Self-signed certificates
By default, our firewalls (and many other devices) use self-signed certificates to establish encrypted TLS connection. Such certificate is reported by well-known error message by browser:
There are two reasons why this happen. The first reason is that the certificate is basically a root CA certificate that is not present in your system. But simply installing it as root CA to your computer won't do the trick, because the certificate is not issued for your IP or domain. The certificate is however suitable for a secure connection, and using it does not possess any security risk as long as its private key is not leaked - the only problem here is that the identity cannot be confirmed.
Working with certificates
Over the years, many certificate formats were developed. The certificates are however still using the same principle and all formats can be converted to other formats.
Certificate formats
The oldest format would be the PEM, which contains the ASCII coded key. The reason behind this is original usage in encrypted mails, where binary certificate might get malformed. PEMs are common in Unix systems and it is likely that your CA sent you a certificate along with a private key in PEM format. Usually uses .pem or .cer file extension.
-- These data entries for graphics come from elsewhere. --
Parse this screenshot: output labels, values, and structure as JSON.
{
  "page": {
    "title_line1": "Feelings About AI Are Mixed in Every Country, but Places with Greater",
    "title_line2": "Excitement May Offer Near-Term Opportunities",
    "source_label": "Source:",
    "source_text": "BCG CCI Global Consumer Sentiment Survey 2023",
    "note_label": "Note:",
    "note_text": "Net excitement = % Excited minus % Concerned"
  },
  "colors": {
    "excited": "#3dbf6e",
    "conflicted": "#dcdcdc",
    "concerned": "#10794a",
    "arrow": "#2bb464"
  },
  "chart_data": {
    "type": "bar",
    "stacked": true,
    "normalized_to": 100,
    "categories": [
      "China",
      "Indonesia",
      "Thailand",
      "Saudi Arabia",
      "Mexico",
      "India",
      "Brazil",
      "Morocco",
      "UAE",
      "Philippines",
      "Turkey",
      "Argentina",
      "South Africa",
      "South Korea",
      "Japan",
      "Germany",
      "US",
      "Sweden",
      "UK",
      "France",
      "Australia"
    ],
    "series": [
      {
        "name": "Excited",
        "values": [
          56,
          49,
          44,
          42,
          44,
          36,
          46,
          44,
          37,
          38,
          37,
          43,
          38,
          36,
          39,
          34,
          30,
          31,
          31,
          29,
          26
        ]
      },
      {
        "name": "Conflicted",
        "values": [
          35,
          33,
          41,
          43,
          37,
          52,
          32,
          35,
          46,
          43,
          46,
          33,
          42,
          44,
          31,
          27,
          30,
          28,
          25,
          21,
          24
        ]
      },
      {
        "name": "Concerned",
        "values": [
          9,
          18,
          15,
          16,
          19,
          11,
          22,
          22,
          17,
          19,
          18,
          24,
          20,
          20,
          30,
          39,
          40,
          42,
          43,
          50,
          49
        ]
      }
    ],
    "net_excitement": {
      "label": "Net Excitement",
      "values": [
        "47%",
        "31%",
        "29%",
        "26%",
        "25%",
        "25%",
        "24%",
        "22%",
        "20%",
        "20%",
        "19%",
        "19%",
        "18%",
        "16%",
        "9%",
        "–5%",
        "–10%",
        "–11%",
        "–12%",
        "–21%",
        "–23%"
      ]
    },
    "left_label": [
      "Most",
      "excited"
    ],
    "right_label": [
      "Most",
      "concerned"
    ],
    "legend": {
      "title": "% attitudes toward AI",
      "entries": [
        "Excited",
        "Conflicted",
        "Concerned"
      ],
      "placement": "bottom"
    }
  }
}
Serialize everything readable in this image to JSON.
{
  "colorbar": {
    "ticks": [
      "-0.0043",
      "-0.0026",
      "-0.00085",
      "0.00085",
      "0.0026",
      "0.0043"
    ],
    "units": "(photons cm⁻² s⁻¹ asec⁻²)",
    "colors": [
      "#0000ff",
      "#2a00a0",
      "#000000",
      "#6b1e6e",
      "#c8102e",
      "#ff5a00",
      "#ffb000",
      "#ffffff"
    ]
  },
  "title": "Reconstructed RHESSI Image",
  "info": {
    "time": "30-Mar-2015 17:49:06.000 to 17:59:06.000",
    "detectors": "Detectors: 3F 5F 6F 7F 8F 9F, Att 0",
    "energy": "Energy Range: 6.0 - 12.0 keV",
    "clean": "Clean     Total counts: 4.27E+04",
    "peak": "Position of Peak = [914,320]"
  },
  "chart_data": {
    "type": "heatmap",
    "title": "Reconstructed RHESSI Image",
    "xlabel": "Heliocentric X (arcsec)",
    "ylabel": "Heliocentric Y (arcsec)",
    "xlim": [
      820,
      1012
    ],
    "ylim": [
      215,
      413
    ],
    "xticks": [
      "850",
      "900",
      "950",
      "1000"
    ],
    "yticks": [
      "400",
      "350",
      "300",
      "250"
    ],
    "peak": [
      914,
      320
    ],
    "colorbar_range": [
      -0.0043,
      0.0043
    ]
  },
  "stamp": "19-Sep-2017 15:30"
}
DER is a Binary form of ASCII PEM format certificate. All types of Certificates & Private Keys can be encoded in DER format. This format supports the storage of a single certificate and does not include a private key for the intermediate/root CA. They have extension .der or .cer and are most often used on Java platforms.
PKCS#7 is a binary format that allows containing certificates or whole certificate Chain of Trust in a single file. However, no private key can be stored in this format. This format is most often used by CAs to provide a complete Chain of Trust. Uses extension .p7b.
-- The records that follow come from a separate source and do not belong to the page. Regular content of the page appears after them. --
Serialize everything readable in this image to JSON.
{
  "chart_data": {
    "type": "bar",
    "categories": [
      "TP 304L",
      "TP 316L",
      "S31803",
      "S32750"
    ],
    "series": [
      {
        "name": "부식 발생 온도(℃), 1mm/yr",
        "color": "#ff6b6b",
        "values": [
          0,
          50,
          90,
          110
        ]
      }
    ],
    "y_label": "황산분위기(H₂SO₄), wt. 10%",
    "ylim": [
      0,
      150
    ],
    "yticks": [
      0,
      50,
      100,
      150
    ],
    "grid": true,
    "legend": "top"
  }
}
PKCS#12, also known as PFX is a format that can contain the whole Chain of Trust and private key as well. Usually, this format is provided by CAs, as it can be secured by a password. Commonly uses .p12 or .pfx extension.
Certificate tools
Windows have an in-built system CLI utility certutil that can be used to convert certificates. Management plugins in Microsoft Management Console also allow the management of certificates.
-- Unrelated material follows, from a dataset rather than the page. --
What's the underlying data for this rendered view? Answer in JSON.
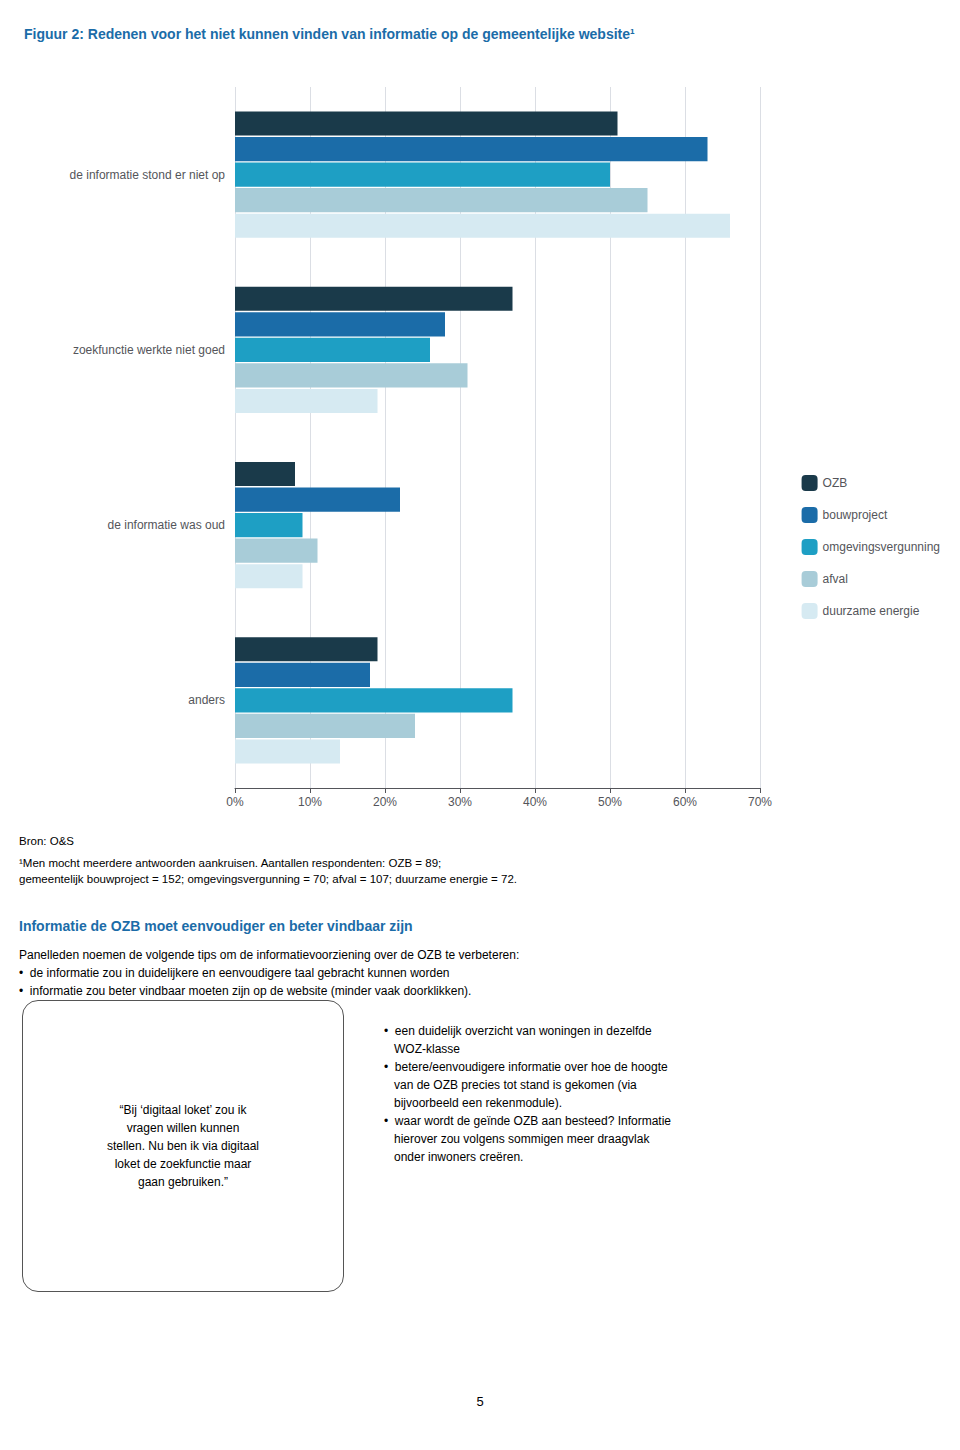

The open-source utility called OpenSSL is also able to handle and convert certificates. Binaries are available for Windows, Linux and macOS (and many other platforms)
Useful certutil commands:
Merging PEM into PFX:
C:\temp>certutil –MergePFX cert.cer cert.pfx
NOTE: as certutil doesn't allow to specify private key path, the key must be present
in the same directory as certificate, have the same name and .key extension.
Useful OpenSSL commands:
Merging PEM into PFX:
C:\temp>openssl pkcs12 -export -out cert.pfx -inkey key.pem -in cert.pem
Importing certificate in USG/ATP firewalls
The current design (as of June 2021) is restricted to the import of certificates without intermediate keys. Should the certificate contain an intermediate key, the file will be parsed incorrectly and the attempt to use such certificate may result in service unavailability (such as WebGUI). It is a good idea to get the certificate in .pem format and export it into .pfx format using either certutil or OpenSSL. The certificate can be imported, along with its password in the following menu:
Configuration > Objects > Certificates > My Certificates
Certificate security
Every certificate has its respective private key. While a certificate is public information, the private key needs to be handled as a secret - and should not be shared by anyone. Not even with us at Zyxel - the only valid way is to use remote assistance tools such as TeamViewer. When storing the private key in pem format, double-check the permissions to access the private key to prevent its leak. Always use password encryption of pfx format to provide at least some degree of security when exporting certificates. Any certificates with the leaked private key should be revoked immediately.